Fauzi mengatakan bahwa, Komisi II DPRD Provinsi Lampung sepenuhnya mendukung program unggulan Gubernur Lampung Rahmat Mirzani Djausal yang berfokus pada penguatan sektor pertanian.
"Kita sangat mendukung program unggulan salah satu program Bapak Gubernur Lampung, yaitu pemberian bantuan Pupuk Organik Cair kepada kelompok tani atau gabungan kelompok tani," Ujarnya, Selasa (7/7/2026).
Menurutnya, pelaksanaan program POC tersebut dalam rentan waktu selama dua tahun telah menunjukkan hasil yang positif. Bantuan tersebut dinilai mampu meningkatkan produktivitas pertanian di provinsi Lampung.

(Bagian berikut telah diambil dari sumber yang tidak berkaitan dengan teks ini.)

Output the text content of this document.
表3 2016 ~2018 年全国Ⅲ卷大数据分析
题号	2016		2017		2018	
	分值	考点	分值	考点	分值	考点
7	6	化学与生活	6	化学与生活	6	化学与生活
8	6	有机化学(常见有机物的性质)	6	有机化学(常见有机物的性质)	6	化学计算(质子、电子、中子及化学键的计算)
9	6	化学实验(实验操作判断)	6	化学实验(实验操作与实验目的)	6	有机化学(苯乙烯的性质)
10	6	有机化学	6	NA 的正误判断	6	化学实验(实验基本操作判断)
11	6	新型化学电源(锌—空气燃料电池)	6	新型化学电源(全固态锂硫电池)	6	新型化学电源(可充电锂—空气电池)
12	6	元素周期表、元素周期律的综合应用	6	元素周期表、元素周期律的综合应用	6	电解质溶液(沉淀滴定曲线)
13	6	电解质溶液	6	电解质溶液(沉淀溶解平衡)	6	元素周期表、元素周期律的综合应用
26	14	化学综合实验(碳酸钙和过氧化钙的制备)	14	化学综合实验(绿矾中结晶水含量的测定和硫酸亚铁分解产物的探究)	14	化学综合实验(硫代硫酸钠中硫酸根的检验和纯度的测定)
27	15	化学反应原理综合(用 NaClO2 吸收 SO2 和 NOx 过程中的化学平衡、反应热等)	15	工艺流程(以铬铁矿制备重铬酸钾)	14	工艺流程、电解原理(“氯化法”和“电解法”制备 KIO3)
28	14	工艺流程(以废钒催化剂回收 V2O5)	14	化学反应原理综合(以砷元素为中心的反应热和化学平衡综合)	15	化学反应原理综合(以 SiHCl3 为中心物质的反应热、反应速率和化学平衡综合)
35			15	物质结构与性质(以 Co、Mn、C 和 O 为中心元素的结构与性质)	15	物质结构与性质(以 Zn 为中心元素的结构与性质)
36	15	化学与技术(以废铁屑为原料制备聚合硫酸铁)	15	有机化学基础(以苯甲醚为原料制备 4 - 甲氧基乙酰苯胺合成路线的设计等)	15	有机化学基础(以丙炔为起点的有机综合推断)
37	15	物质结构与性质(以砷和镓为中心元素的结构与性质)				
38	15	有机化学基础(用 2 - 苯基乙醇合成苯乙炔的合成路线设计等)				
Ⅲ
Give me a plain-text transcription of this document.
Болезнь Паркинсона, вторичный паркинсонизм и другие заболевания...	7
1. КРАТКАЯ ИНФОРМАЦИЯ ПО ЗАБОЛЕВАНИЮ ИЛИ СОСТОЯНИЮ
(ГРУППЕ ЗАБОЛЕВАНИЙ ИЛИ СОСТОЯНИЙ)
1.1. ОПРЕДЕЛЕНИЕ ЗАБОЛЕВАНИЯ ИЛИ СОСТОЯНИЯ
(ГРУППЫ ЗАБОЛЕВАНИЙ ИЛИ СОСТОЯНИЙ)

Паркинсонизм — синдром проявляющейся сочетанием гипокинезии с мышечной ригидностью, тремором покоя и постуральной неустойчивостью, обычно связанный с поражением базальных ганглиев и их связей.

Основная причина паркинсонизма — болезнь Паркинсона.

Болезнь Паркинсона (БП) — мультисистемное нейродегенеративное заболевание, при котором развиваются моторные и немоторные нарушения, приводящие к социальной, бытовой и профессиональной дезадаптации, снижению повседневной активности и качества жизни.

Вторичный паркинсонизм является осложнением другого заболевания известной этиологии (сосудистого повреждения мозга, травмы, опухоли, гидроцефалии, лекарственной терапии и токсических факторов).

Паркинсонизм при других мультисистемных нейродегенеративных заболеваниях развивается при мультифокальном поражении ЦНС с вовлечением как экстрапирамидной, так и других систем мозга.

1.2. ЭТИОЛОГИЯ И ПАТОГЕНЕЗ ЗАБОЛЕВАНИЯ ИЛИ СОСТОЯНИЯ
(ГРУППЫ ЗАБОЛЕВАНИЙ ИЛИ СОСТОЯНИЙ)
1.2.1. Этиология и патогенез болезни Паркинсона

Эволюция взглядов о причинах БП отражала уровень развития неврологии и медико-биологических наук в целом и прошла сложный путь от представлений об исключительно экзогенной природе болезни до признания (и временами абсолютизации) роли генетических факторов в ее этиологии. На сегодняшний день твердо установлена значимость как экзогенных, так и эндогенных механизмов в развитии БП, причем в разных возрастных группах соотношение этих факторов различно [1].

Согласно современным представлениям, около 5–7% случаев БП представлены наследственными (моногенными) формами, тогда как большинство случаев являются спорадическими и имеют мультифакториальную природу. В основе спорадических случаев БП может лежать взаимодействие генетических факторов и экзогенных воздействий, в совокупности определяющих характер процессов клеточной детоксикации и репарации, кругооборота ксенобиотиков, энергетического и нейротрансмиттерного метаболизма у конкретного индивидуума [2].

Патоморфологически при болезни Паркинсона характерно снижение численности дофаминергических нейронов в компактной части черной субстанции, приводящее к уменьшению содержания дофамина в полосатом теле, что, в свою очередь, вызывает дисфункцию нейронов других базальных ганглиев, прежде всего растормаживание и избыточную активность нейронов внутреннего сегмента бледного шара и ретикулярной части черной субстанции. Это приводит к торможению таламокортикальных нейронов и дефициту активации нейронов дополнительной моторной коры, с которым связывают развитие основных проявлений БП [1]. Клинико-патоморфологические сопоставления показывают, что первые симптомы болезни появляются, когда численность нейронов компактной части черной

"Hampir dua tahun anggaran ini terbukti bahwa POC ini sudah membantu tingkat produksi ya. Petani yang dari tadinya kecil jadi bagus ya, baik. Itu juga yang sudah baik jadi lebih baik lagi," Jelasnya.
Ia menjelaskan, Komisi II DPRD Provinsi Lampung sebagai mitra kerja Dinas Ketahanan Pangan, Tanaman Pangan, dan Hortikultura (KPTPH) terus memberikan dukungan terhadap keberlanjutan program prioritas gubernur Lampung.
"Komisi II memang salah satu mitra Dinas KPTPH. Dan ini di setiap momentum pembahasan anggaran, kita dukung salah satu program prioritas Bapak Gubernur tersebut untuk terus dilanjutkan," lanjutnya.
Politisi Fraksi Gerindra itu menambahkan, tahun 2025 lalu pemprov Lampung masih melakukan tahap uji coba terhadap program POC tersebut. Namun, di tahun berikutnya program itu juga akan mengalami peningkatan.
Selain itu, ia juga menjelaskan bahwa bantuan program POC tersebut akan diberikan kepada kelompok atau gabungan petani daerah yang akan dibagikan secara merata kepada para petani.
Anggota Komisi II DPRD Provinsi Lampung Daerah Pemilihan (Dapil) 1 itu juga mengharapkan program POC tersebut tak hanya berfokus pada komoditas padi dan jagung. Karena menurutnya, program itu mampu menambah produktivitas pada komoditas unggulan lainnya.
"Tentu saja ini harapan kita kalau sudah terbukti baik, maka ini bisa ke prioritas tanaman lainnya, nggak cuman padi jagung yang sudah diberikan, kopi juga efektif, nambah produktivitas," pungkasnya.